NOAA is forecasting an abnormally warm Alaskan winter. National Park Service photo.
A recent NOAA blog post has confirmed what climate enthusiasts have been suspecting for months: The El Niño of 2019 is officially over. Brushing over the complex analysis which led to that conclusion, we'll take a look at what that means for the North American winter sports community.
In short, El Niño means that there is more energy in the central and eastern Pacific Ocean, which translates to more moisture coming off the ocean. The moisture moves east before falling in the form of above-average snowfall in the Cascades, Sierras, Rockies, and other ranges in the Southern and Western United States.
So, it's a bummer that El Niño is over, but there are two major caveats: Firstly, it's not unheard-of for El Niño conditions to disappear during spring and summer and then re-emerge during the fall. In fact, forecasters think there's about a 30% chance of El Niño returning this fall, compared to a 50-55% chance of an ENSO-neutral winter.
This brings us to our second caveat: An ENSO-neutral winter (winter without El Niño or La Niña) isn't necessarily a dry and boring winter. There are many other factors which combine to create the climatic conditions which we, skiers and snowboarders, would call "good" or "bad" winters. Just because El Niño seems to be over doesn't mean that you should cancel that mid-February trip to Snowbird.
NOAA is predicting a warm winter in Alaska. NOAA graphic.
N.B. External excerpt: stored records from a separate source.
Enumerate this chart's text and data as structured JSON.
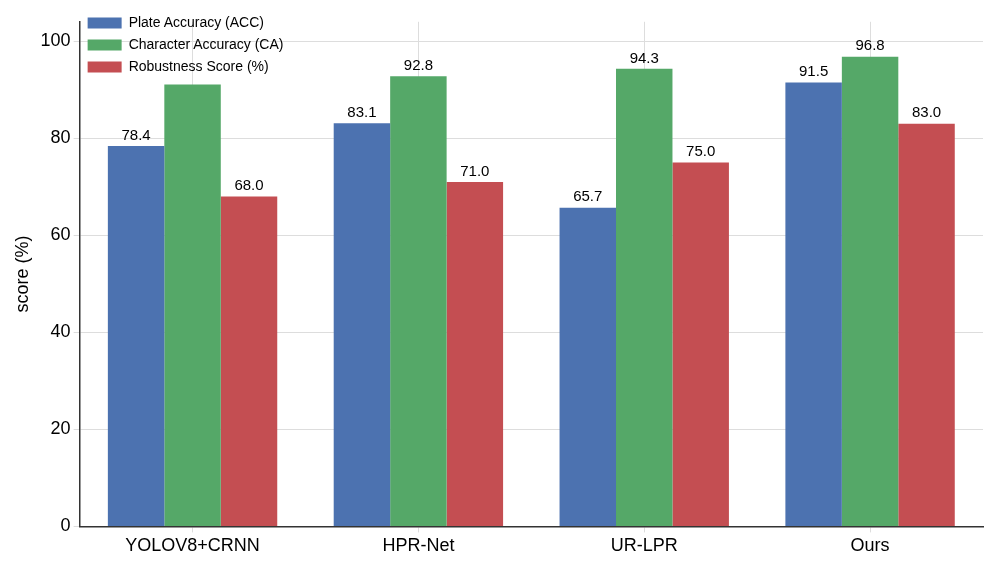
{
  "chart_data": {
    "type": "bar",
    "ylabel": "score (%)",
    "categories": [
      "YOLOV8+CRNN",
      "HPR-Net",
      "UR-LPR",
      "Ours"
    ],
    "series": [
      {
        "name": "Plate Accuracy (ACC)",
        "color": "#4c72b0",
        "values": [
          78.4,
          83.1,
          65.7,
          91.5
        ],
        "value_labels": [
          "78.4",
          "83.1",
          "65.7",
          "91.5"
        ]
      },
      {
        "name": "Character Accuracy (CA)",
        "color": "#55a868",
        "values": [
          91.1,
          92.8,
          94.3,
          96.8
        ],
        "value_labels": [
          null,
          "92.8",
          "94.3",
          "96.8"
        ]
      },
      {
        "name": "Robustness Score (%)",
        "color": "#c44e52",
        "values": [
          68.0,
          71.0,
          75.0,
          83.0
        ],
        "value_labels": [
          "68.0",
          "71.0",
          "75.0",
          "83.0"
        ]
      }
    ],
    "ylim": [
      0,
      104
    ],
    "yticks": [
      0,
      20,
      40,
      60,
      80,
      100
    ],
    "grid": true,
    "legend": "top left"
  }
}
Now we come to the second piece of NOAA's forecast: Temperature and precipitation. The above map is NOAA's current forecast for regional temperatures during the months of January, February, and March 2020 relative to normal. The vast majority of the lower-48 is predicted to see higher-than-normal temperatures during those months, as is Alaska.
NOAA is playing it close to the vest on precipitation. NOAA graphic.
Unless you live in Arizona, New Mexico, Texas, or Alaska, NOAA doesn't have much to say about the precipitation levels you can expect in January, February, and March 2020. The notation "EC" means that there is an equal chance of average, below-average, and above-average precipitation during that period. So, it's not great news, but it's not awful news either. As is always the case with long-range climate forecasting, there is very little certainty assigned to these predictions, so we'll just have to wait, hope, and see what happens.